Carla Corsino, coordenadora do projeto de implementação da lei de VBG, explora as conquistas trazidas pela lei que criminaliza os abusos

Desde 1980, a República do Cabo Verde é signatária de diversos tratados, resoluções e declarações internacionais contra a discriminação e violência baseada no gênero. Ainda assim, em 2005, um inquérito nacional apresentou dados preocupantes no capítulo sobre violência doméstica. Das 1.333 mulheres entrevistadas, cujas idades variavam entre 15 e 49 anos, uma em cada cinco já havia sofrido violência — física, emocional ou sexual. Muitas, ainda, de maneira sistemática. 

A situação começou a mudar em 2011, quando entrou em vigor a lei de Violência Baseada no Gênero – VBG. A coordenadora do Projeto de Implementação da Lei no país, a assistente social Carla Corsino, relata em entrevista por e-mail à IHU On-Line as medidas implementadas e as mudanças trazidas. De início, aponta ela, foi necessário estabelecer uma lei que abrangesse não apenas a violência contra a mulher, mas aquela envolvendo gênero — compreendido como “uma construção social de papéis que se atribuem a pessoas do sexo masculino e feminino, transformando-os em homens e mulheres”. 

Após as medidas, o número de denúncias dos casos de violência triplicou entre 2010 e 2012. “Esse incremento substancial de denúncias pode ser explicado pelo maior grau de informação sobre a VBG, conjugado com a mudança de atitude que já não a considera como socialmente aceitável”. Em 2013, no entanto, os casos denunciados caíram, o que Corsino estima que se deva à diminuição das ocorrências. 

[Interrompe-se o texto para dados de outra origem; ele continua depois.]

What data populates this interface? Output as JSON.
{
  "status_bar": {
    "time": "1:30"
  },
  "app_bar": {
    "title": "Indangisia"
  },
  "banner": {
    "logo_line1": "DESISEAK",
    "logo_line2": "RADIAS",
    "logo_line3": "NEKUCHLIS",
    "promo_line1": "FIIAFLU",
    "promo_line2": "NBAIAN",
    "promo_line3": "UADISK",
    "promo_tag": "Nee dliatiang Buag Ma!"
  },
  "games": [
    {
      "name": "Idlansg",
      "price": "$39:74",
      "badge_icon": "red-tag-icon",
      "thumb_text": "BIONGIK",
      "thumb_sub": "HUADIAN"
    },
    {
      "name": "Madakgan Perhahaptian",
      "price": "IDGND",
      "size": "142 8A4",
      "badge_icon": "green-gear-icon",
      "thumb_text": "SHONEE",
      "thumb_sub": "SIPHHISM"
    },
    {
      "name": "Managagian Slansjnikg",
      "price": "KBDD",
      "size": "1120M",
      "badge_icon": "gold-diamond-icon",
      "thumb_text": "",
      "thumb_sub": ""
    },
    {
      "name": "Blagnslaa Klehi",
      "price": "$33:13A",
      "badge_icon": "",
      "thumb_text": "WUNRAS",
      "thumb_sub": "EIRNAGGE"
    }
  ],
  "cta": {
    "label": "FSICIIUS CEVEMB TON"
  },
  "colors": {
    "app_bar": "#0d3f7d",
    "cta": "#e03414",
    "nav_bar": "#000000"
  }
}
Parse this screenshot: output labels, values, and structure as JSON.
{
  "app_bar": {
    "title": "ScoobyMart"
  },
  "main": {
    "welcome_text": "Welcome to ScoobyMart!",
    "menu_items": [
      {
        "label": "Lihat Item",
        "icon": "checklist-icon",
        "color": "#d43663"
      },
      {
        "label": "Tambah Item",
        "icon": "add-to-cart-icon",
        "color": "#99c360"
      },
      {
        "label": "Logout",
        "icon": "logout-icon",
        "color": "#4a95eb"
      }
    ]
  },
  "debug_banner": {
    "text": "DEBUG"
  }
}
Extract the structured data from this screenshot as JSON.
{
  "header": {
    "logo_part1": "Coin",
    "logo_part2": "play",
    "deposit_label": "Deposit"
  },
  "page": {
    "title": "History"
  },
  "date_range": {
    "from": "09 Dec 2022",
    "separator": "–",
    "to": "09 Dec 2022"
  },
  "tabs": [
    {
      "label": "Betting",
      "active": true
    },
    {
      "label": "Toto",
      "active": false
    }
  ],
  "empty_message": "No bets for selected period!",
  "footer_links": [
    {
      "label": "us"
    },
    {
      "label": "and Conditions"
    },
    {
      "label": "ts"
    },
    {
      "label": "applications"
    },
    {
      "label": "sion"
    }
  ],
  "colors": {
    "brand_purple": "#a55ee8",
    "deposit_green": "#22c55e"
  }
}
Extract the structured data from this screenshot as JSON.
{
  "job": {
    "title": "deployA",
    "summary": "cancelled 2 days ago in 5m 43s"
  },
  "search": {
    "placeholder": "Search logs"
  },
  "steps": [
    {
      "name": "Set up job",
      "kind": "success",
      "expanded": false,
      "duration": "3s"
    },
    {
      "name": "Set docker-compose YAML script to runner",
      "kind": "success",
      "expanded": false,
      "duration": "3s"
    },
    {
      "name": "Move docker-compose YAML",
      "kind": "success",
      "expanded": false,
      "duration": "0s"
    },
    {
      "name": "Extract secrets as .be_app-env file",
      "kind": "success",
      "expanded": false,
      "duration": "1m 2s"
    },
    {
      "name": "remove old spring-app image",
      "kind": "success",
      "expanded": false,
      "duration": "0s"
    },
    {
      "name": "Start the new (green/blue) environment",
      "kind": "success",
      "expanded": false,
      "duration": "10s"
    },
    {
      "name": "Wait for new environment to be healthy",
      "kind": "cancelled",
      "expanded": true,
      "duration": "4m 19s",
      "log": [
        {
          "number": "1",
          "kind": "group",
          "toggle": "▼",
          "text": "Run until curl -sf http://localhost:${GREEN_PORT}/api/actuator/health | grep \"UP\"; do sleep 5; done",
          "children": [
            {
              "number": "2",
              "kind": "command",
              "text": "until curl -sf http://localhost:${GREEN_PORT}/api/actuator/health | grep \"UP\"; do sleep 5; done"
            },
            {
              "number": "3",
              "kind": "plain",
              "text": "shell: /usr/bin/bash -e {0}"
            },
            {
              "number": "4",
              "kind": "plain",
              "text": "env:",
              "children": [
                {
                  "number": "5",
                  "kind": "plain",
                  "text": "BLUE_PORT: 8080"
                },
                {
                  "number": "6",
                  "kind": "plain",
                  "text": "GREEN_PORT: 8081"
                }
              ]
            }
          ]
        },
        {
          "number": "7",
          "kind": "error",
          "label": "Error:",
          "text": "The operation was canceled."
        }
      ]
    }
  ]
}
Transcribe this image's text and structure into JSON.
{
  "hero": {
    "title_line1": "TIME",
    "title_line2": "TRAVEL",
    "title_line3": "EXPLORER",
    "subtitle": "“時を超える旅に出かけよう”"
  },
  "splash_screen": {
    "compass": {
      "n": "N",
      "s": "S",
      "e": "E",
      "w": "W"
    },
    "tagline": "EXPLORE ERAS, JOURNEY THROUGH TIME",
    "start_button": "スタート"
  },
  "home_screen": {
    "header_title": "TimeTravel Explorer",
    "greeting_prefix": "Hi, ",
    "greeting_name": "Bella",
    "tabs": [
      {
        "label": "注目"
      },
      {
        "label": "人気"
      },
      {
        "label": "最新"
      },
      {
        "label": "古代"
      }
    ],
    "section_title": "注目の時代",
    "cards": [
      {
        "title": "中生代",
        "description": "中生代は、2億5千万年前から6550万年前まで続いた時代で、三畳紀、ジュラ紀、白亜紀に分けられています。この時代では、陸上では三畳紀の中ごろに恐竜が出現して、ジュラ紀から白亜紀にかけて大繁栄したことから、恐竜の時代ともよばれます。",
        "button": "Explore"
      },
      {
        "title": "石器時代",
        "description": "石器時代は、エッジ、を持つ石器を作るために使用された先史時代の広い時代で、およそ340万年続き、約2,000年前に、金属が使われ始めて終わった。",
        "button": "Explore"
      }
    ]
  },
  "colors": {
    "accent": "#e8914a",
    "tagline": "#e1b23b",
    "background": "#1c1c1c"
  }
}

Carla Corsino é graduada em Trabalho Social, com mestrado em Cooperação Internacional para o Desenvolvimento, ambos pela Universidade de Las Palmas de Gran Canaria. Atualmente é coordenadora do Projeto de Implementação da Lei de Violência Baseada no Gênero, em Cabo Verde, na África. Atuou vários anos como assistente social, colaborando para a gestão e implementação de projetos de atenção sociossanitária e de apoio a prostitutas vítimas de violência de gênero.

Confira a entrevista.

 

IHU On-Line – Em se tratando da violência de gênero, particularmente, qual é o cenário atual em Cabo Verde?

Carla Corsino - O II Inquérito Demográfico e de Saúde Reprodutiva de Cabo Verde (IDSR-II) , realizado em 2005, evidenciou a forte prevalência de uma atitude patriarcal que justifica e naturaliza a dominação das mulheres pelos homens através de diferentes formas de violência e outras atitudes controladoras. Cerca de um quinto da população manifestou tolerância e naturalização ao recurso à violência física por parte dos homens para exercer o poder e controle sobre suas companheiras ou ex-companheiras. Contudo, até a entrada em vigor da Lei Especial sobre Violência Baseada no Gênero – VBG , poucos dados eram produzidos sobre a problemática. 

Quando a lei entrou em vigor, passou-se a produzir mais dados específicos sobre a VBG, tendo-se verificado que o número de denúncias dos casos triplicou entre 2010 e 2012. Esse incremento substancial de denúncias pode ser explicado pelo maior grau de informação sobre a VBG, conjugado com a mudança de atitude que já não a considera como socialmente aceitável, bem como pelo fato de o procedimento criminal ser público, permitindo a denúncia por qualquer cidadão. Por outro lado, no ano de 2013, o número de denúncias apresentadas à Polícia Nacional diminuiu ligeiramente em relação ao ano de 2012. Esse ligeiro abrandamento das denúncias pode ser explicado pela diminuição efetiva dos casos, tendo em vista que a sociedade está mais consciente e atenta após a entrada em vigor da lei, em função do trabalho que vem se fazendo nesse sentido. 

Exemplos

Alguns exemplos dos trabalhos que vêm sendo realizados passam pela parceria entre o Instituto Caboverdiano para a Igualdade e Equidade de Gênero (ICIEG) e a política nacional para capacitação de seus agentes, bem como a elaboração conjunta entre o ICIEG e o Ministério da Administração Interna do Protocolo de Procedimentos Policiais nos casos de denúncias de VBG. Ressalta-se também a elaboração do Guia de Assistência às Vítimas de VBG para profissionais das forças policiais, a assinatura do protocolo para implementação do módulo de gênero na Escola de Polícia e a formação de multiplicadores para Divulgação Comunitária da Lei VBG.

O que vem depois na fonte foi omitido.